Dual loyalty a fine balance, top soldier says
Toronto Star|July 18, 2024
After four decades of service, Gen. Wayne Eyre set to step down as chief of defence staff
STEPHANIE LEVITZ
Dual loyalty a fine balance, top soldier says

Prime Minister Justin Trudeau shakes hands with Gen. Wayne Eyre following a news conference at CFB Trenton in April. Eyre informed Trudeau months ago that he would retire this summer, laying out a detailed plan so there would be ample time for a proper handover.

As Prime Minister Justin Trudeau grappled last week with how Canada could hit NATO's defence spending target, he went out for a drink with the country's top soldier.

For about an hour, Trudeau and Gen. Wayne Eyre tucked away at a Washington bar on the sidelines of the NATO summit. It was likely their last face-to-face conversation: on Thursday, Eyre steps down as chief of the defence staff and Lt.Gen.

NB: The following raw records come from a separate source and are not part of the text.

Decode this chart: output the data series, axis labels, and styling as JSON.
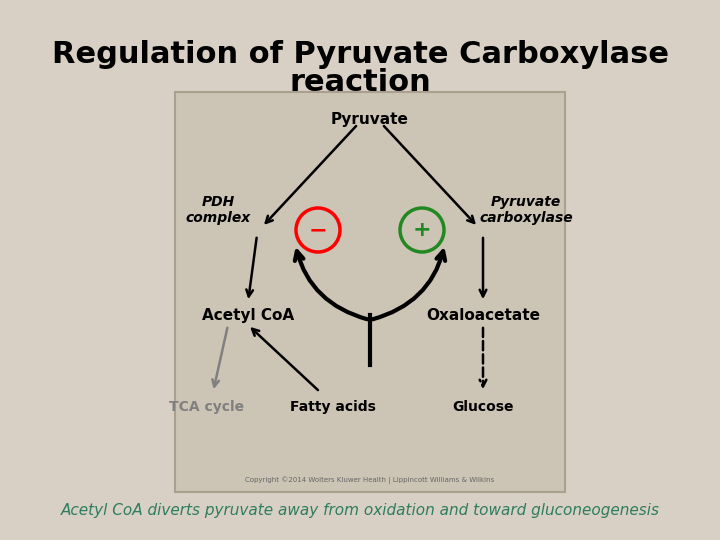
{
  "background_color": "#d8d0c4",
  "title_line1": "Regulation of Pyruvate Carboxylase",
  "title_line2": "reaction",
  "title_fontsize": 22,
  "subtitle": "Acetyl CoA diverts pyruvate away from oxidation and toward gluconeogenesis",
  "subtitle_fontsize": 11,
  "subtitle_color": "#2e7d5e",
  "box_bg": "#ccc4b4",
  "copyright": "Copyright ©2014 Wolters Kluwer Health | Lippincott Williams & Wilkins"
}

Jennie Carignan assumes command.

But like the single-barrel bourbon in his glass that night, most of Eyre's life has been steeped in one placethe Canadian Armed Forces.

And so, even with packing boxes piling up and goodbye gifts on his office window sill, Eyre wasn't going to disclose what he told Trudeau, who would go on to announce plans to meet NATO's two per cent of GDP spending target by 2032.

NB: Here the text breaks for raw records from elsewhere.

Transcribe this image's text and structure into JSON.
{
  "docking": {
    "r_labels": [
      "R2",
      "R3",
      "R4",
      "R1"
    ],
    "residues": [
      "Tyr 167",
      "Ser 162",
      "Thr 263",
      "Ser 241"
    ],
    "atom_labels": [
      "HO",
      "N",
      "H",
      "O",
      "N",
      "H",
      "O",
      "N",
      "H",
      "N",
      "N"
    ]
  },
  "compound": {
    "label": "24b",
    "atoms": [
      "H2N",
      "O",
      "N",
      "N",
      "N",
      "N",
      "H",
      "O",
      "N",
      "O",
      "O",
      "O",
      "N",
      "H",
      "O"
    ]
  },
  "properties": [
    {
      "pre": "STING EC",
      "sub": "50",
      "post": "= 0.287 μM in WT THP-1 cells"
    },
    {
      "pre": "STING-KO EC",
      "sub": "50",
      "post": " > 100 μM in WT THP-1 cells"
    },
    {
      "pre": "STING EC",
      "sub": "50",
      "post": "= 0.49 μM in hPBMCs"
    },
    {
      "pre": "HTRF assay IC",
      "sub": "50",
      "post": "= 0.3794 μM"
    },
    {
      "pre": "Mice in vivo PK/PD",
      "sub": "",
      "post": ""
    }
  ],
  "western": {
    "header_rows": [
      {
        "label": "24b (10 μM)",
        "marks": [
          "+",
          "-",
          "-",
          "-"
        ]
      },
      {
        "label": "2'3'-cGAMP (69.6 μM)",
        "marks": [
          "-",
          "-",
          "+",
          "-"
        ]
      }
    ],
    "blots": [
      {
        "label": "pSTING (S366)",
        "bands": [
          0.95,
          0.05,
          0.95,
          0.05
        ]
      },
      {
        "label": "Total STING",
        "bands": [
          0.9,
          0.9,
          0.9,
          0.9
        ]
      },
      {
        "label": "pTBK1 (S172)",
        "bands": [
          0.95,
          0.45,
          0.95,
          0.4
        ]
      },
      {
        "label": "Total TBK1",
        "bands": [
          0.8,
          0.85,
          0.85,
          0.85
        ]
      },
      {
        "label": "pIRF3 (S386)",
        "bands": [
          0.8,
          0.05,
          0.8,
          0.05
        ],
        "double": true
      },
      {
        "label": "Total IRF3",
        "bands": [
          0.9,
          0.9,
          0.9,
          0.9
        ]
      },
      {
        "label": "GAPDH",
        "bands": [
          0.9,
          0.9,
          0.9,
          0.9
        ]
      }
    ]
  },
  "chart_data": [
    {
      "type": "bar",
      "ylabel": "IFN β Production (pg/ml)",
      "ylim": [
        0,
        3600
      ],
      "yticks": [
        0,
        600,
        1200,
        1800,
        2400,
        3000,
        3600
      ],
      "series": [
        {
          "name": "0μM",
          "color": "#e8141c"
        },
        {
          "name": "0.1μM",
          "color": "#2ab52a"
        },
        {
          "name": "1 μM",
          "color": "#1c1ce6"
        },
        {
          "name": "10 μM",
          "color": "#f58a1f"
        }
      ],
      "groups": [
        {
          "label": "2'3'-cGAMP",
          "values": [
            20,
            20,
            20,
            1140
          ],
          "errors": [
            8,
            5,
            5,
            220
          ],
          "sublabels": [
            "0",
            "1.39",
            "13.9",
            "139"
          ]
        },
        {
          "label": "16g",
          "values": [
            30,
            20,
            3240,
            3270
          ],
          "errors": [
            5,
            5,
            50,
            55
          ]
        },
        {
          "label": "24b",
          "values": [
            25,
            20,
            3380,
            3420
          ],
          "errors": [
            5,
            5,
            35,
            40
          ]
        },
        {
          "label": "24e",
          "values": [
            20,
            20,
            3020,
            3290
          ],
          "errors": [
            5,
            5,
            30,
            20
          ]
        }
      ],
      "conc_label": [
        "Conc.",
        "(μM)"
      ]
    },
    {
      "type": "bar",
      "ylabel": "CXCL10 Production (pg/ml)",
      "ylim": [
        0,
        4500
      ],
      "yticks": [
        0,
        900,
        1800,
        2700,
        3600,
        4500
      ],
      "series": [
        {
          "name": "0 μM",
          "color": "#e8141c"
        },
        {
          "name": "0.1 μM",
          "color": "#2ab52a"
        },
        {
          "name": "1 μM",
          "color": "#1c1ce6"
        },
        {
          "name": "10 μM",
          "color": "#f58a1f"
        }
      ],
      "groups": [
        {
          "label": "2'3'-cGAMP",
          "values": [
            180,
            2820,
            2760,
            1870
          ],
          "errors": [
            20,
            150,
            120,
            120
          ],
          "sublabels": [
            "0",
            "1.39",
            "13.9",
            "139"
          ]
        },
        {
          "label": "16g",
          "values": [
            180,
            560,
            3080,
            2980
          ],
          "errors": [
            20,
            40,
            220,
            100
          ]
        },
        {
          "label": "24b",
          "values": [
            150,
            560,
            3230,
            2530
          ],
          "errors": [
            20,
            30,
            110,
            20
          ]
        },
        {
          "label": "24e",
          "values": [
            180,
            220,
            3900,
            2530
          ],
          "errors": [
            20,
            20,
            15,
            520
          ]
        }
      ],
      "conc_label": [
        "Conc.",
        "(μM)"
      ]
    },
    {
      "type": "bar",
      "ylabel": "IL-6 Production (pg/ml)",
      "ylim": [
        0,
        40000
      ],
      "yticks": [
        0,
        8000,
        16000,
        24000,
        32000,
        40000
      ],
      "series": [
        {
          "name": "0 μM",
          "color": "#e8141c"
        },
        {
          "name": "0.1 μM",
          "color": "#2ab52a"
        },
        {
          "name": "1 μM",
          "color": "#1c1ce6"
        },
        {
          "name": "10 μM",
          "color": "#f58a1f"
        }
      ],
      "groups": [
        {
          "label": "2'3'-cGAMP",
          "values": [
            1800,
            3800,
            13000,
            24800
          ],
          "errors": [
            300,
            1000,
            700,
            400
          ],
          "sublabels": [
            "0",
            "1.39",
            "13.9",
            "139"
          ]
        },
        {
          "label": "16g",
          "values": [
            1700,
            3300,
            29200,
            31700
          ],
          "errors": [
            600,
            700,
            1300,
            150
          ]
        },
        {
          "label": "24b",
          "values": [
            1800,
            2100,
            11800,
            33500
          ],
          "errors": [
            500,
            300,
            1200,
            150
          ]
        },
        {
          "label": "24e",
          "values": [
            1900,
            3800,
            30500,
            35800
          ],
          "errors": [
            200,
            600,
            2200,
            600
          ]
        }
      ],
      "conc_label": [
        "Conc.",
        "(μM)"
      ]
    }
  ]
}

That Eyre, 57, won't dish is why some who've served with him call him a "warrior monk"-he puts his duty to the country and the military's subservience to political masters above all else.

Still, how he characterizes his conversations over the years with political leaders lays bare a tension he dealt with and one his successor will, too: a dual loyalty.

"It comes back to being able to look yourself in the mirror afterwards and know that you've spoken the truth," he said in a wide-ranging and lengthy conversation with the Star this week, his last media interview before his retirement on Thursday. "You have to thread the needle of being loyal to those below you and loyal to the country, and sharing the truth of the country and keeping on side with the government.